The large increase in risky driving behaviors in the US started basically as soon as the pandemic began. “We saw this incredible increase in distracted driving. You could almost track it by the day schools started to shut down,” McMahon says. “When mobility changed, risk increased dramatically.”
Since America is more given to car culture than other places, experts suggest that the problem is likelier to impact us. But their theories go beyond culture and rely on behavioral analyses, as well as taking a look at our infrastructure:
The most compelling theories, though, are structural and psychological.
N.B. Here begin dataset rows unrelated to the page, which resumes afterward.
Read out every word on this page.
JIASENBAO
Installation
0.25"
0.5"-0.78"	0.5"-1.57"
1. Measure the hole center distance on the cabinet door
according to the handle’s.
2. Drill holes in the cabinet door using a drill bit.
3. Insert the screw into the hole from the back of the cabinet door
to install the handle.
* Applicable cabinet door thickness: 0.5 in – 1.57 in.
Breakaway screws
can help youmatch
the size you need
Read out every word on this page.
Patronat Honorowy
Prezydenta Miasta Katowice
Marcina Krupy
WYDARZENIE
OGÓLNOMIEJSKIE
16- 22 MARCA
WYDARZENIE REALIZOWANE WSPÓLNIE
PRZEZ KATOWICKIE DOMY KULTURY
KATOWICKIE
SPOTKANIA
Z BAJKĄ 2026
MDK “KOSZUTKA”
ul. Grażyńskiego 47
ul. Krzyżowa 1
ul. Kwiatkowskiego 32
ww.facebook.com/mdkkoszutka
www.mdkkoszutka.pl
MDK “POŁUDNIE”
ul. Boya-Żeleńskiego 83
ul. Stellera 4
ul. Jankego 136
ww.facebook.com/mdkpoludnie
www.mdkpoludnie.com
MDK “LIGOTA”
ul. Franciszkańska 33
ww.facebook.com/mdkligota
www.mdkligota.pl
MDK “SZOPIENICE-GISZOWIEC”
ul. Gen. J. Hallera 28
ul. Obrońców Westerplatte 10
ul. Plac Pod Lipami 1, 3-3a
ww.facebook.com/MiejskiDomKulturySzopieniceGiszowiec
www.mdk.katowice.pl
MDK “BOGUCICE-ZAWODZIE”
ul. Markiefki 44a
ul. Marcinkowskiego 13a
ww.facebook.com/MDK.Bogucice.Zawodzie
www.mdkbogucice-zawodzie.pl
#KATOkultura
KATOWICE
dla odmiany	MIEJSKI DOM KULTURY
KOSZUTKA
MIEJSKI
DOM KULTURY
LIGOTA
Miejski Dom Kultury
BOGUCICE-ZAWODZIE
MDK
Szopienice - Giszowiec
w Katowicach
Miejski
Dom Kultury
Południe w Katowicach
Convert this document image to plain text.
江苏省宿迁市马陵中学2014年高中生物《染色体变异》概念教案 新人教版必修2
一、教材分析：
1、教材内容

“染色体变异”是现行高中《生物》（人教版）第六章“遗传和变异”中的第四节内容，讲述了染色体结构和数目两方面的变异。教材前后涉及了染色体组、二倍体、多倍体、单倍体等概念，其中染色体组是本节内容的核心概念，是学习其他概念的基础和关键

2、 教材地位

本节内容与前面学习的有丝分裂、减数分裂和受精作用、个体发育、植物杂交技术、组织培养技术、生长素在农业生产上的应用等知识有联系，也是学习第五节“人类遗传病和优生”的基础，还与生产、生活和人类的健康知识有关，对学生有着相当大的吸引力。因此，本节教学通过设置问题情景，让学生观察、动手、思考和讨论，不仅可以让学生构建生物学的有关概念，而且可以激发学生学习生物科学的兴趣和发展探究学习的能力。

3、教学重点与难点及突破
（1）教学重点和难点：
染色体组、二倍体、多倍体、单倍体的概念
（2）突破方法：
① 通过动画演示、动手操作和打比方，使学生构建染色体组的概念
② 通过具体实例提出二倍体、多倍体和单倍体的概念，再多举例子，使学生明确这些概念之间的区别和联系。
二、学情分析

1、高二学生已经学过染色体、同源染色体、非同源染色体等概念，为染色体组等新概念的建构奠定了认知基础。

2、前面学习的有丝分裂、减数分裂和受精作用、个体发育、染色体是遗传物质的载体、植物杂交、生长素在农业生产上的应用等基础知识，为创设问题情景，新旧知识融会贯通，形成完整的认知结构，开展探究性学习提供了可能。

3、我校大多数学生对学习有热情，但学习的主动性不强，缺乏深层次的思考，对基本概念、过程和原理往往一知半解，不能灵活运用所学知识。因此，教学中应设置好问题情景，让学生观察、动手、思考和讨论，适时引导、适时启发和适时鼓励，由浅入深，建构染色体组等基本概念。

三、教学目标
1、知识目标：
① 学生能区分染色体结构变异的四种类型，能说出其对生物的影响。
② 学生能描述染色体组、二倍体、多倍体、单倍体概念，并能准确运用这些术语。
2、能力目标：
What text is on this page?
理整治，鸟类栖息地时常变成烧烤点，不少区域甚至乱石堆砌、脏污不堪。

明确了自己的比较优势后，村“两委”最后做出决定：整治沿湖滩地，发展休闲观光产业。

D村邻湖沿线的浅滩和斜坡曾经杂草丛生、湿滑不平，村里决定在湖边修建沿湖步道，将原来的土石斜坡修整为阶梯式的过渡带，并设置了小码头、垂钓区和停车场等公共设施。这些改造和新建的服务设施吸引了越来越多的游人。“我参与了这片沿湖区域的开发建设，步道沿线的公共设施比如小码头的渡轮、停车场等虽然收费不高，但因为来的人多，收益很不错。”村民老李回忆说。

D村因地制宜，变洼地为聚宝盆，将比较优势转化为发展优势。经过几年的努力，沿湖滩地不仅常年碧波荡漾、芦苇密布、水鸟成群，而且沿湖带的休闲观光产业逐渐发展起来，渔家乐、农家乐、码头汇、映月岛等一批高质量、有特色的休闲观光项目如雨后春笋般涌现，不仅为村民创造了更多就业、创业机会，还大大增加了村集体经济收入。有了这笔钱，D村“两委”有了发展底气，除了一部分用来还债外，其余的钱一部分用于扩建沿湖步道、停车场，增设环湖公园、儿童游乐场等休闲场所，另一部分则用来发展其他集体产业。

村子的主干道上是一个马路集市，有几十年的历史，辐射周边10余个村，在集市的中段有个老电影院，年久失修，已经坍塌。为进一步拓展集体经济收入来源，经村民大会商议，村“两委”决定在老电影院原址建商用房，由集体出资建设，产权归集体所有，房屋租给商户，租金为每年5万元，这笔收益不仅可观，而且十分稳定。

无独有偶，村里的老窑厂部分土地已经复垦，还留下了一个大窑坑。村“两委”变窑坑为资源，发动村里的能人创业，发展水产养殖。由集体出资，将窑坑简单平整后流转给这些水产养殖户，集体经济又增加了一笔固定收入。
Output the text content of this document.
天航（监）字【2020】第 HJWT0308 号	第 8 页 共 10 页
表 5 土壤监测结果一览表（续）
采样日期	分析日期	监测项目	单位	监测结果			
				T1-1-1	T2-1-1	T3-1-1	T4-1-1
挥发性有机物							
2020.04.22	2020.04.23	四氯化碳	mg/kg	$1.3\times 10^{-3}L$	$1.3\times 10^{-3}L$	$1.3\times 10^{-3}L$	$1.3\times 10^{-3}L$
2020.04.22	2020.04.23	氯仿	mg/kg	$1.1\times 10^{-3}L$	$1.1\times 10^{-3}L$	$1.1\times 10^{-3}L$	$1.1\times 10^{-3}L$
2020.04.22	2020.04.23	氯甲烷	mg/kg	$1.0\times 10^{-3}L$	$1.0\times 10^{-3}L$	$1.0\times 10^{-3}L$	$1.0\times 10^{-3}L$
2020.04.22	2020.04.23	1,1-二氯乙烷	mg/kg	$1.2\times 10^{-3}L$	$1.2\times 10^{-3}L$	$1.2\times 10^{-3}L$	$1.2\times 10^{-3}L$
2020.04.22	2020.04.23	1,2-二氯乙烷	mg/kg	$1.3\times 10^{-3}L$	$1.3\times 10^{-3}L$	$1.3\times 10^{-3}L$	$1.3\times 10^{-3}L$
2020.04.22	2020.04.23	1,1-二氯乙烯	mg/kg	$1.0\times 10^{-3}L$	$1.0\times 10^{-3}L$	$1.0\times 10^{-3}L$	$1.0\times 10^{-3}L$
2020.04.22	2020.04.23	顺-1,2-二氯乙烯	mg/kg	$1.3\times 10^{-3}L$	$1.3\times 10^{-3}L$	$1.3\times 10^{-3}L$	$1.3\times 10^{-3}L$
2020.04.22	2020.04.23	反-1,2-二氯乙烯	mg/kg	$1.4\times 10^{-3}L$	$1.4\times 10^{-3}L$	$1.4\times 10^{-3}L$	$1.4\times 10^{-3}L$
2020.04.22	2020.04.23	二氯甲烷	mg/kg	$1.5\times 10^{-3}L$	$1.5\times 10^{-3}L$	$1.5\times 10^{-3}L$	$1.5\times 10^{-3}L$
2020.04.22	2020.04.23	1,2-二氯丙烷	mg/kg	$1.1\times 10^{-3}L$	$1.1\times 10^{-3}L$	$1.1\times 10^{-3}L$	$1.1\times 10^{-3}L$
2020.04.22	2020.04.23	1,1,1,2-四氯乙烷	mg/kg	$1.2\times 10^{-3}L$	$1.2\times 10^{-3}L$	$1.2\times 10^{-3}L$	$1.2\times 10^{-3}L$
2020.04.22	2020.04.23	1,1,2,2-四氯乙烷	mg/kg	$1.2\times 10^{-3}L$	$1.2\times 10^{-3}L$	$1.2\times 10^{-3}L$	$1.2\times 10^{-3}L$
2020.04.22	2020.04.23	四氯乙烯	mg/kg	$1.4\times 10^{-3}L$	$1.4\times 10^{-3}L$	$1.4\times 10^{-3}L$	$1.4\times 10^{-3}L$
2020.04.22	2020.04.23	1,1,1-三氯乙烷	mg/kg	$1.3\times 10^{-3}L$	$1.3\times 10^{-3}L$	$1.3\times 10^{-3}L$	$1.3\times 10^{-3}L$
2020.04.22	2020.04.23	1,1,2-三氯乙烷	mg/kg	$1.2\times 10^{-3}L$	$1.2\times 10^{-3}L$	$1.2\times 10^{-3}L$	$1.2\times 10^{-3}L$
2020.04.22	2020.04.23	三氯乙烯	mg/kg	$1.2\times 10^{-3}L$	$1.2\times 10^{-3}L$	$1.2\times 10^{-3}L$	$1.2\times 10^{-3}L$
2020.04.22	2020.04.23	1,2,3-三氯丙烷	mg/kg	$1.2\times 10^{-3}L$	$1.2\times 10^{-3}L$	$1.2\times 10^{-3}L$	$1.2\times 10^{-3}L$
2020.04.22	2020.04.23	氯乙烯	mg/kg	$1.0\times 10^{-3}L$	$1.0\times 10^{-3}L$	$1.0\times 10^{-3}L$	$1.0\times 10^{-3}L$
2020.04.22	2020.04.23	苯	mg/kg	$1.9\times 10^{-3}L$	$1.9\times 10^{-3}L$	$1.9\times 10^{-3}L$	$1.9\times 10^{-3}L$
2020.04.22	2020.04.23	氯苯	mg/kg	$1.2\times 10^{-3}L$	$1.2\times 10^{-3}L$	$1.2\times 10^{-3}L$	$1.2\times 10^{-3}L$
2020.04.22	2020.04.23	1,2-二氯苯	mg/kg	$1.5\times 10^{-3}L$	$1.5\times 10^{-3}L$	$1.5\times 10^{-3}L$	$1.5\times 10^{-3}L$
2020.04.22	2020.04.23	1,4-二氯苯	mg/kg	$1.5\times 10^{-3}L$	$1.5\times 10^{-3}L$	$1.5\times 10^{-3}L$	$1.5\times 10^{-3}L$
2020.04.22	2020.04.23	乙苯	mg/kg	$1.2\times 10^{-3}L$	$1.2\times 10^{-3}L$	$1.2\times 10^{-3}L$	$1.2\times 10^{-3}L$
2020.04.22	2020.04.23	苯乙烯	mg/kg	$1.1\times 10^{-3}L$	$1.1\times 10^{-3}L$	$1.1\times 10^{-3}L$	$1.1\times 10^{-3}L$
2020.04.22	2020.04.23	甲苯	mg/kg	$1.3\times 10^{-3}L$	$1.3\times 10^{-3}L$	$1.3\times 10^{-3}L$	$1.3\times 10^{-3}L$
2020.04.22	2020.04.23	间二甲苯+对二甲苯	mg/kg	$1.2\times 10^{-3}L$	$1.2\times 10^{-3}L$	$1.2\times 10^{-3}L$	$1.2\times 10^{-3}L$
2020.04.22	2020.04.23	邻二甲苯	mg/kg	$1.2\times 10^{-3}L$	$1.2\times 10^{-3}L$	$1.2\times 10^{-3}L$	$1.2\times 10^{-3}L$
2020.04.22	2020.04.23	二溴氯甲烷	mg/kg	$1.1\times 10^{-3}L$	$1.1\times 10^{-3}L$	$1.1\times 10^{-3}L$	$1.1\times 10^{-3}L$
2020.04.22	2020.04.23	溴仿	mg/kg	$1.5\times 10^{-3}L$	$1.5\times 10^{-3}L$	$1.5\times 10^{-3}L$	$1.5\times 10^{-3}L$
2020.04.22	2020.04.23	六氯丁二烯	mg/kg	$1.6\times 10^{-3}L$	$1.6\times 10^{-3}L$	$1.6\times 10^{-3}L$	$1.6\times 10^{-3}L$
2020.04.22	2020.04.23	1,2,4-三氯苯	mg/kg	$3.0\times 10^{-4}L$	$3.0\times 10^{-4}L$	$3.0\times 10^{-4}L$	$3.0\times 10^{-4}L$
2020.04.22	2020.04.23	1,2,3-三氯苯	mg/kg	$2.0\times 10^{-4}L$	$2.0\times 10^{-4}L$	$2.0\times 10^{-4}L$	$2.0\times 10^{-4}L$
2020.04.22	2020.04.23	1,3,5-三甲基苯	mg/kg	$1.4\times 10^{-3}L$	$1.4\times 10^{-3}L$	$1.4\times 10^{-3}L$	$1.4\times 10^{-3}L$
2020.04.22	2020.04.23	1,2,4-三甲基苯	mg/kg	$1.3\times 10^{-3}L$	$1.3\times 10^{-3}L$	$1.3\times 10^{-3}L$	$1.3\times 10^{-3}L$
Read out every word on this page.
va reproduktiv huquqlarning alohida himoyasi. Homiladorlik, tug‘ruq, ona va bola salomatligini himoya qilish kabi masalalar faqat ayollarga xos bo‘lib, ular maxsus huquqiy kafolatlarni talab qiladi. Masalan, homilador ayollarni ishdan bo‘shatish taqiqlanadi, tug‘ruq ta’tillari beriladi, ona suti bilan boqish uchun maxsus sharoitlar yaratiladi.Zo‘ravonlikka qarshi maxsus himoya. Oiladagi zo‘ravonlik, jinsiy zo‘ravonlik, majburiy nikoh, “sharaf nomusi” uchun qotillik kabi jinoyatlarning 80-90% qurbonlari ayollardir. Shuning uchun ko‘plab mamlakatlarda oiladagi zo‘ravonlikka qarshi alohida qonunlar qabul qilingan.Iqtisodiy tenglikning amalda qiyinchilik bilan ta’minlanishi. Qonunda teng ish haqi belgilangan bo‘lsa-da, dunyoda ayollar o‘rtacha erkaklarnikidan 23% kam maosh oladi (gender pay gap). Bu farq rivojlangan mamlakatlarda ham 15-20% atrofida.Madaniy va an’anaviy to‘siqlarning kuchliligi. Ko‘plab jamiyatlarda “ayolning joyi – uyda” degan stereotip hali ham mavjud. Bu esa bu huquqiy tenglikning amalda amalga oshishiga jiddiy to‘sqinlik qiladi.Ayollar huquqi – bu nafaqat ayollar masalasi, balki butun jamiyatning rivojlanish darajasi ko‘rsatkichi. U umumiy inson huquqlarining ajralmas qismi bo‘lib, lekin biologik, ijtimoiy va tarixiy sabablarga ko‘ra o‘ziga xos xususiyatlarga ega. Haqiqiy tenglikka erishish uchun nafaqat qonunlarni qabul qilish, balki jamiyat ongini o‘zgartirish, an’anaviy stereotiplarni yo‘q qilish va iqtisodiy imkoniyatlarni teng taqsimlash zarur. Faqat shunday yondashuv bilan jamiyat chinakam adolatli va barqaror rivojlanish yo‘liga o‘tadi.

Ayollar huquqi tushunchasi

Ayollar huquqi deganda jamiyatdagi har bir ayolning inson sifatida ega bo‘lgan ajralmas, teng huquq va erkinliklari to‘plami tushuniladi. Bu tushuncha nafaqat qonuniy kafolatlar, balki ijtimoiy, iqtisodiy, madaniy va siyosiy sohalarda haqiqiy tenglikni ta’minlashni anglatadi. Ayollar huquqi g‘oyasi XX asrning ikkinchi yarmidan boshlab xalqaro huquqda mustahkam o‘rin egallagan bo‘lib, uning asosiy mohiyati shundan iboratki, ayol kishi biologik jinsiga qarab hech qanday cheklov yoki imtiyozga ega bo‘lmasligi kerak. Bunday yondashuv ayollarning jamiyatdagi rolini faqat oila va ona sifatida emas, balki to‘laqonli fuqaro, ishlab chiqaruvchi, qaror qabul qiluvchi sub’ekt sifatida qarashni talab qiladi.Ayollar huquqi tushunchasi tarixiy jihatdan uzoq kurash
In the United States, infrastructure is built around cars, and Americans generally have fewer public transportation options than Europeans do. They spend more time in their cars, commuting, doing chores, and taking children to school than people in European countries, and they are far more likely to make these daily trips on roads that are straight, flat, and built for easy car travel: a perfect recipe for boredom.*
Overall, the proof that the new CTM data provides into the relationship between cell phone use in the car and road fatalities is damning. It’s good empirical evidence that it’s not just you. Roads did become way more unsafe after the pandemic, and a lot of it has to do with people using their cell phones in the car.